The student allowance scheme was initiated in 1989 in order to “provide living support for New Zealand students studying full-time toward recognised tertiary qualifications, and for adults studying full-time at a secondary school”. It was initially exclusively for 16–19 year olds, with the threshold set at $28,080 per annum before tax. The threshold became parental-income adjusted to those under 25 in 1992.
By 2010, the parental income cut-off point at which students become ineligible for student allowances was raised from $82,237.80 to $86,685.30 per annum for students living away from home. For students living at home, the cut-off was increased from $75,855.32 to $79,956.76 per annum.
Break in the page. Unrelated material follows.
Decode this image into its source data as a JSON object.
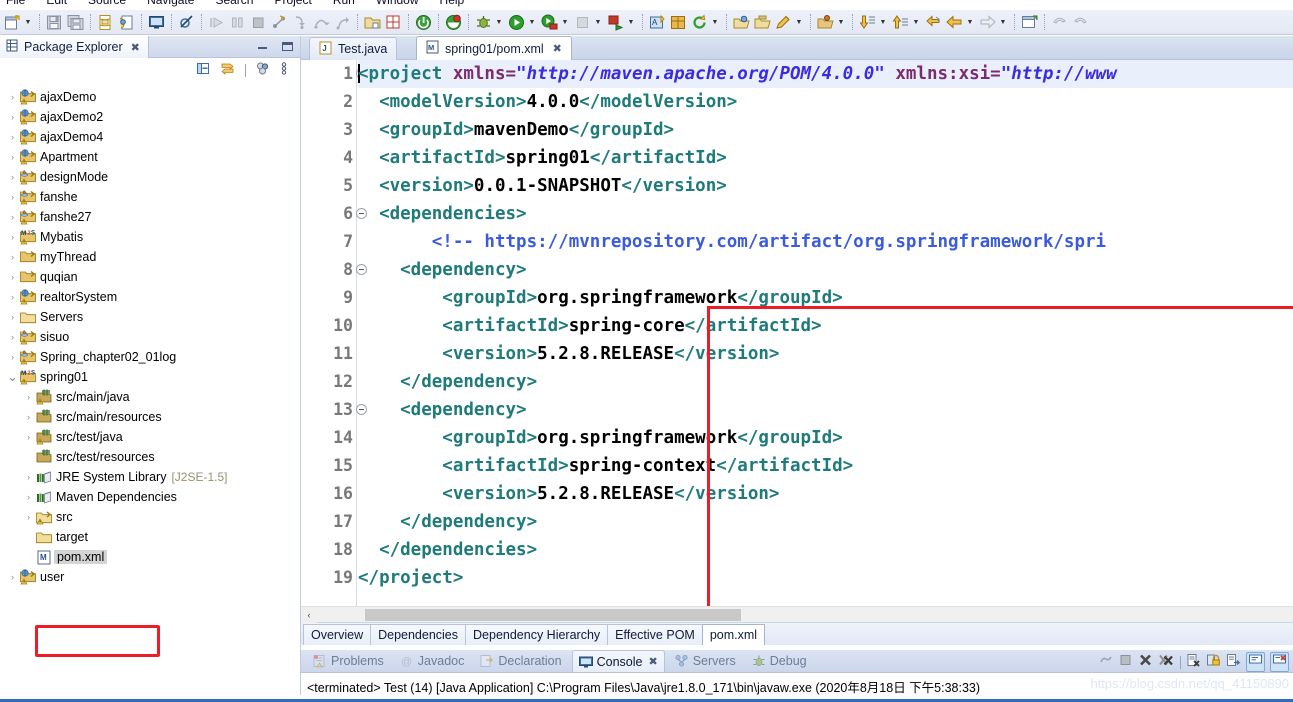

In 1992, the payments for student allowances came out in three lump sums throughout the academic year. Partly due to abuse of the system, that payment scheme was abolished in favour of fortnightly payments and eventually, in 1999, weekly payments.
Advocates Say It’s “Not Enough”
Some groups have started speaking out about the amount of money students can receive on student allowances.
In 2014, the NZUSA President Daniel Haines said the increase in debt had been driven by “increasing fees, but even more so by restrictions on allowances forcing more and more students to borrow to live from week to week”.
Phillipa Keaney, advocate and student rep coordinator for OUSA says that student allowances are “definitely not enough”.
“Living costs have gone up, rent continues to go up, and student allowances and living costs don’t track, they don’t keep up with inflation,” said Keaney.
Student Support gives away around 500 food-bank parcels per year. Keaney said many of these are to students who “just didn’t have money left for food after their other bills had been paid”.